Each of us is called by God, but how do we know that what we hear is God? Discerning the call of God can be difficult. God called Samuel, but Samuel did not realize that what he heard was God calling. Samuel, however had Eli to help him. Eli understood that the call Samuel heard was from God. Samuel responded when he knew the call was from God. In the Gospel reading two followers of John the Baptizer are told outright that Jesus is the Lamb of God, so they follow him. Andrew, one of these two who followed Jesus finds his brother Simon to tell him that they have found the Christ. They brought Simon to Jesus, who calls him directly, renaming him Cephas, Peter. There was no question about the call these people heard.

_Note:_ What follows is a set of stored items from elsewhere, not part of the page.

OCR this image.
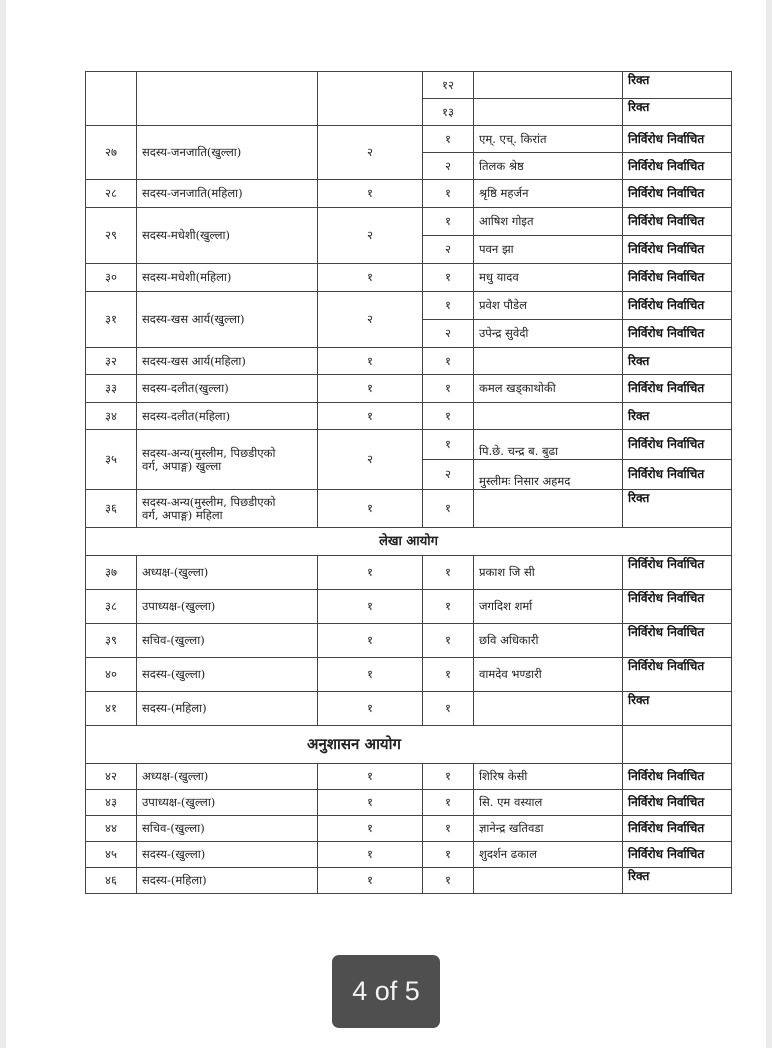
			१२		रिक्त
			१३		रिक्त
२७	सदस्य-जनजाति(खुल्ला)	२	१	एम्. एच्. किरांत	निर्विरोध निर्वाचित
			२	तिलक श्रेष्ठ	निर्विरोध निर्वाचित
२८	सदस्य-जनजाति(महिला)	१	१	श्रृष्ठि महर्जन	निर्विरोध निर्वाचित
२९	सदस्य-मधेशी(खुल्ला)	२	१	आषिश गोइत	निर्विरोध निर्वाचित
			२	पवन झा	निर्विरोध निर्वाचित
३०	सदस्य-मधेशी(महिला)	१	१	मधु यादव	निर्विरोध निर्वाचित
३१	सदस्य-खस आर्य(खुल्ला)	२	१	प्रवेश पौडेल	निर्विरोध निर्वाचित
			२	उपेन्द्र सुवेदी	निर्विरोध निर्वाचित
३२	सदस्य-खस आर्य(महिला)	१	१		रिक्त
३३	सदस्य-दलीत(खुल्ला)	१	१	कमल खड्काथोकी	निर्विरोध निर्वाचित
३४	सदस्य-दलीत(महिला)	१	१		रिक्त
३५	सदस्य-अन्य(मुस्लीम, पिछडीएको
वर्ग, अपाङ्ग) खुल्ला	२	१	पि.छे. चन्द्र ब. बुढा	निर्विरोध निर्वाचित
			२	मुस्लीमः निसार अहमद	निर्विरोध निर्वाचित
३६	सदस्य-अन्य(मुस्लीम, पिछडीएको
वर्ग, अपाङ्ग) महिला	१	१		रिक्त
लेखा आयोग					
३७	अध्यक्ष-(खुल्ला)	१	१	प्रकाश जि सी	निर्विरोध निर्वाचित
३८	उपाध्यक्ष-(खुल्ला)	१	१	जगदिश शर्मा	निर्विरोध निर्वाचित
३९	सचिव-(खुल्ला)	१	१	छवि अधिकारी	निर्विरोध निर्वाचित
४०	सदस्य-(खुल्ला)	१	१	वामदेव भण्डारी	निर्विरोध निर्वाचित
४१	सदस्य-(महिला)	१	१		रिक्त
अनुशासन आयोग					
४२	अध्यक्ष-(खुल्ला)	१	१	शिरिष केसी	निर्विरोध निर्वाचित
४३	उपाध्यक्ष-(खुल्ला)	१	१	सि. एम वस्याल	निर्विरोध निर्वाचित
४४	सचिव-(खुल्ला)	१	१	ज्ञानेन्द्र खतिवडा	निर्विरोध निर्वाचित
४५	सदस्य-(खुल्ला)	१	१	शुदर्शन ढकाल	निर्विरोध निर्वाचित
४६	सदस्य-(महिला)	१	१		रिक्त
4 of 5
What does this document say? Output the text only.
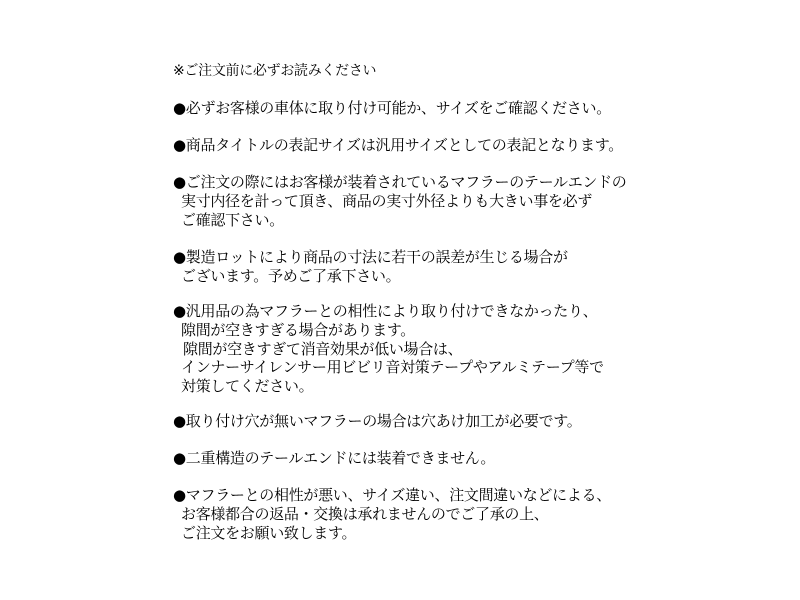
※ご注文前に必ずお読みください
●必ずお客様の車体に取り付け可能か、サイズをご確認ください。
●商品タイトルの表記サイズは汎用サイズとしての表記となります。
●ご注文の際にはお客様が装着されているマフラーのテールエンドの
実寸内径を計って頂き、商品の実寸外径よりも大きい事を必ず
ご確認下さい。
●製造ロットにより商品の寸法に若干の誤差が生じる場合が
ございます。予めご了承下さい。
●汎用品の為マフラーとの相性により取り付けできなかったり、
隙間が空きすぎる場合があります。
隙間が空きすぎて消音効果が低い場合は、
インナーサイレンサー用ビビリ音対策テープやアルミテープ等で
対策してください。
●取り付け穴が無いマフラーの場合は穴あけ加工が必要です。
●二重構造のテールエンドには装着できません。
●マフラーとの相性が悪い、サイズ違い、注文間違いなどによる、
お客様都合の返品・交換は承れませんのでご了承の上、
ご注文をお願い致します。
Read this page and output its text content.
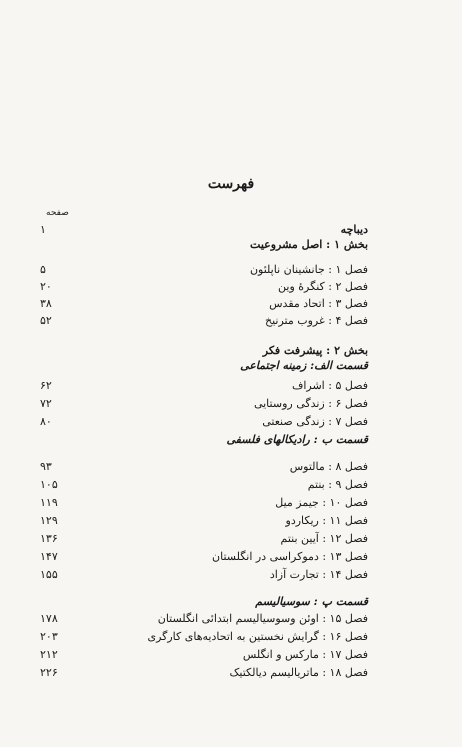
فهرست
صفحه
۱	دیباچه
بخش ۱ : اصل مشروعیت
۵	فصل ۱ : جانشینان ناپلئون
۲۰	فصل ۲ : کنگرهٔ وین
۳۸	فصل ۳ : اتحاد مقدس
۵۲	فصل ۴ : غروب مترنیخ
بخش ۲ : پیشرفت فکر
قسمت الف: زمینه اجتماعی
۶۲	فصل ۵ : اشراف
۷۲	فصل ۶ : زندگی روستایی
۸۰	فصل ۷ : زندگی صنعتی
قسمت ب : رادیکالهای فلسفی
۹۳	فصل ۸ : مالتوس
۱۰۵	فصل ۹ : بنتم
۱۱۹	فصل ۱۰ : جیمز میل
۱۲۹	فصل ۱۱ : ریکاردو
۱۳۶	فصل ۱۲ : آیین بنتم
۱۴۷	فصل ۱۳ : دموکراسی در انگلستان
۱۵۵	فصل ۱۴ : تجارت آزاد
قسمت پ : سوسیالیسم
۱۷۸	فصل ۱۵ : اوئن وسوسیالیسم ابتدائی انگلستان
۲۰۳	فصل ۱۶ : گرایش نخستین به اتحادیه‌های کارگری
۲۱۲	فصل ۱۷ : مارکس و انگلس
۲۲۶	فصل ۱۸ : ماتریالیسم دیالکتیک
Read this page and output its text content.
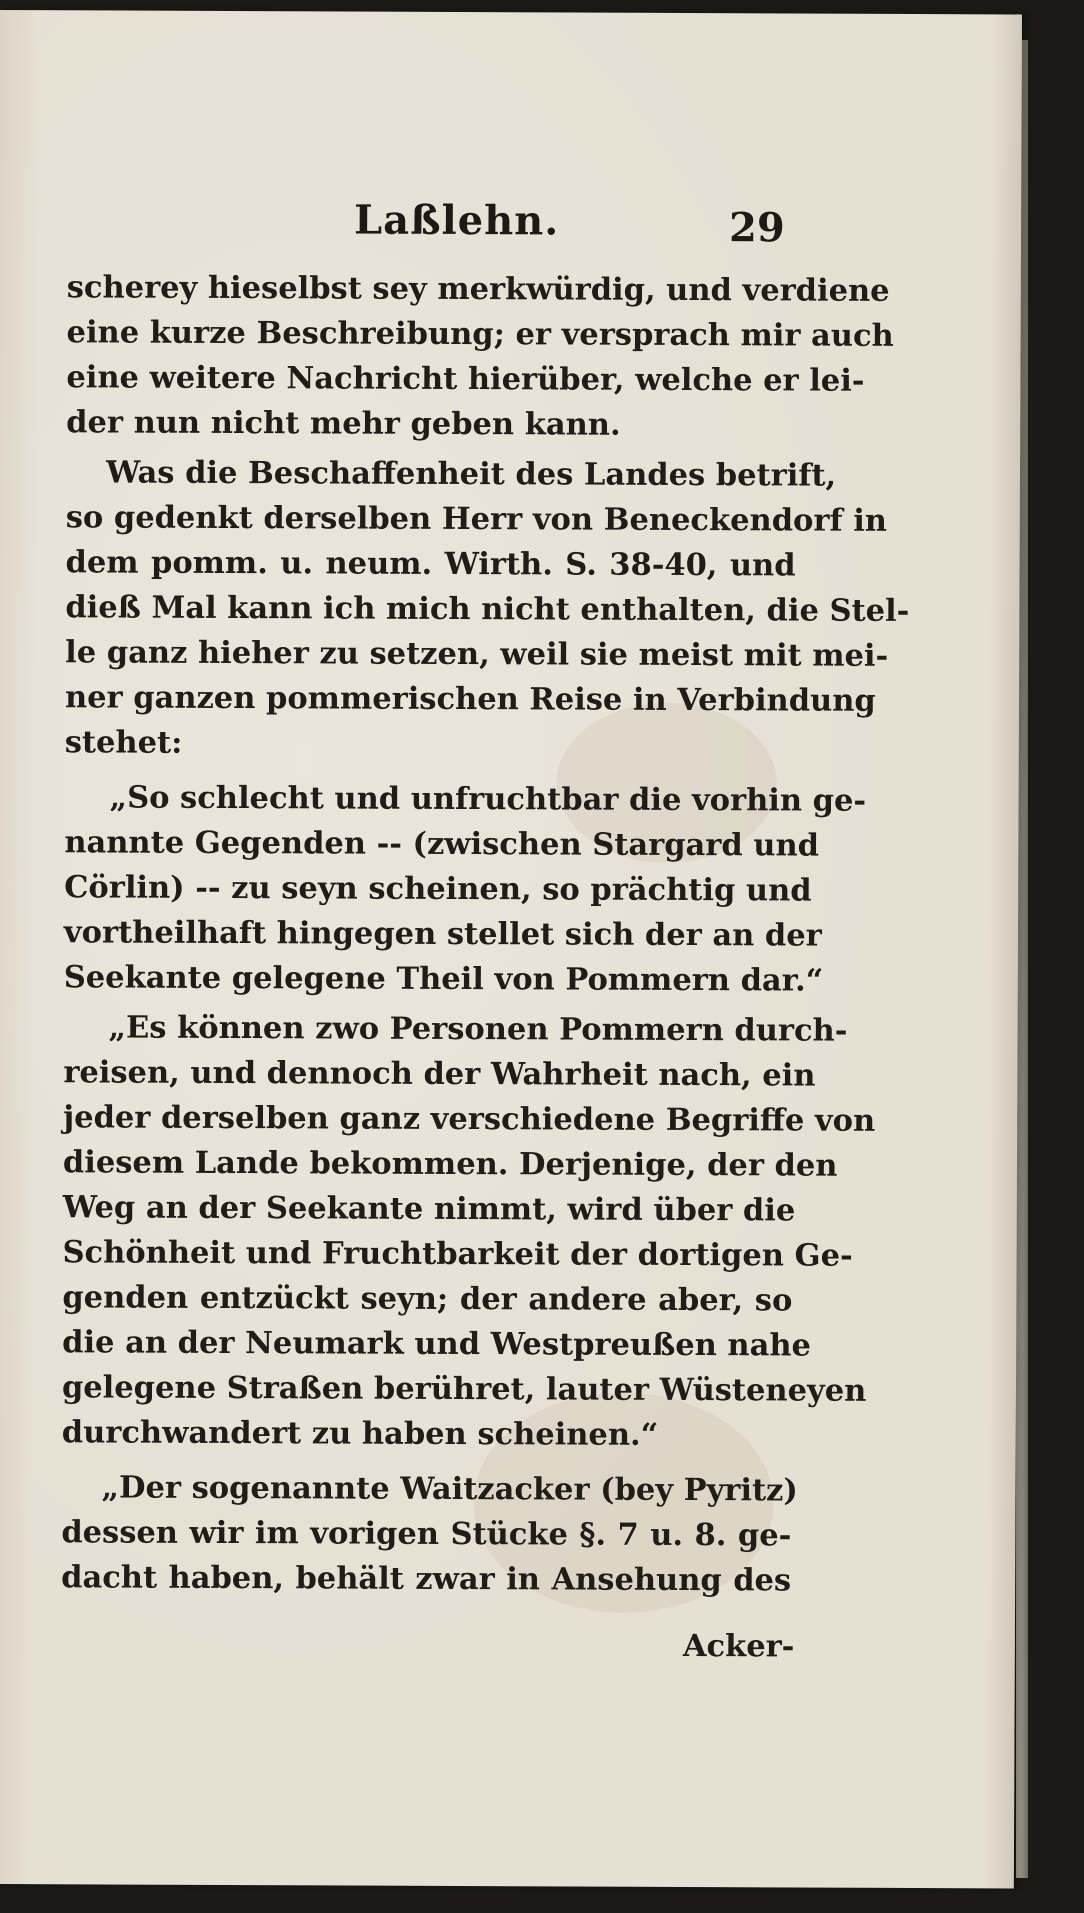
Laßlehn.	29
scherey hieselbst sey merkwürdig, und verdiene
eine kurze Beschreibung; er versprach mir auch
eine weitere Nachricht hierüber, welche er lei-
der nun nicht mehr geben kann.
Was die Beschaffenheit des Landes betrift,
so gedenkt derselben Herr von Beneckendorf in
dem pomm. u. neum. Wirth. S. 38-40, und
dieß Mal kann ich mich nicht enthalten, die Stel-
le ganz hieher zu setzen, weil sie meist mit mei-
ner ganzen pommerischen Reise in Verbindung
stehet:
„So schlecht und unfruchtbar die vorhin ge-
nannte Gegenden -- (zwischen Stargard und
Cörlin) -- zu seyn scheinen, so prächtig und
vortheilhaft hingegen stellet sich der an der
Seekante gelegene Theil von Pommern dar.“
„Es können zwo Personen Pommern durch-
reisen, und dennoch der Wahrheit nach, ein
jeder derselben ganz verschiedene Begriffe von
diesem Lande bekommen. Derjenige, der den
Weg an der Seekante nimmt, wird über die
Schönheit und Fruchtbarkeit der dortigen Ge-
genden entzückt seyn; der andere aber, so
die an der Neumark und Westpreußen nahe
gelegene Straßen berühret, lauter Wüsteneyen
durchwandert zu haben scheinen.“
„Der sogenannte Waitzacker (bey Pyritz)
dessen wir im vorigen Stücke §. 7 u. 8. ge-
dacht haben, behält zwar in Ansehung des
Acker-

Samuel had Eli to assist him, to tell him his call was from God. The followers of John the Baptizer are told by John that Jesus is the Messiah. Simon is called by Jesus himself, face to face. We, on the other hand, don’t seem to have quite so good. We probably don’t have an Eli around to assist us. We’re not likely to have a face to face encounter with Christ. We have to discern if what we think is a call is actually from God. Is the call a call toward selflessness, or selfishness? Selflessness is from God, selfishness is from us. Is the call a call to service, service to the people of God? If so it may indeed be a call from God. Is the call a call to right wrongs, to act justly? If so that call may indeed be from God. God calls us to pour ourselves out, to give ourselves to God, to give ourselves to the service of God’s people. This is what each of us, as followers of Jesus Christ are asked to do, to pour ourselves out, just as Samuel did, just as Andrew did, just as Peter did, just as the Christ did. We pour ourselves out in following God’s call, emptying ourselves, only to find the emptiness filled with God’s love and grace.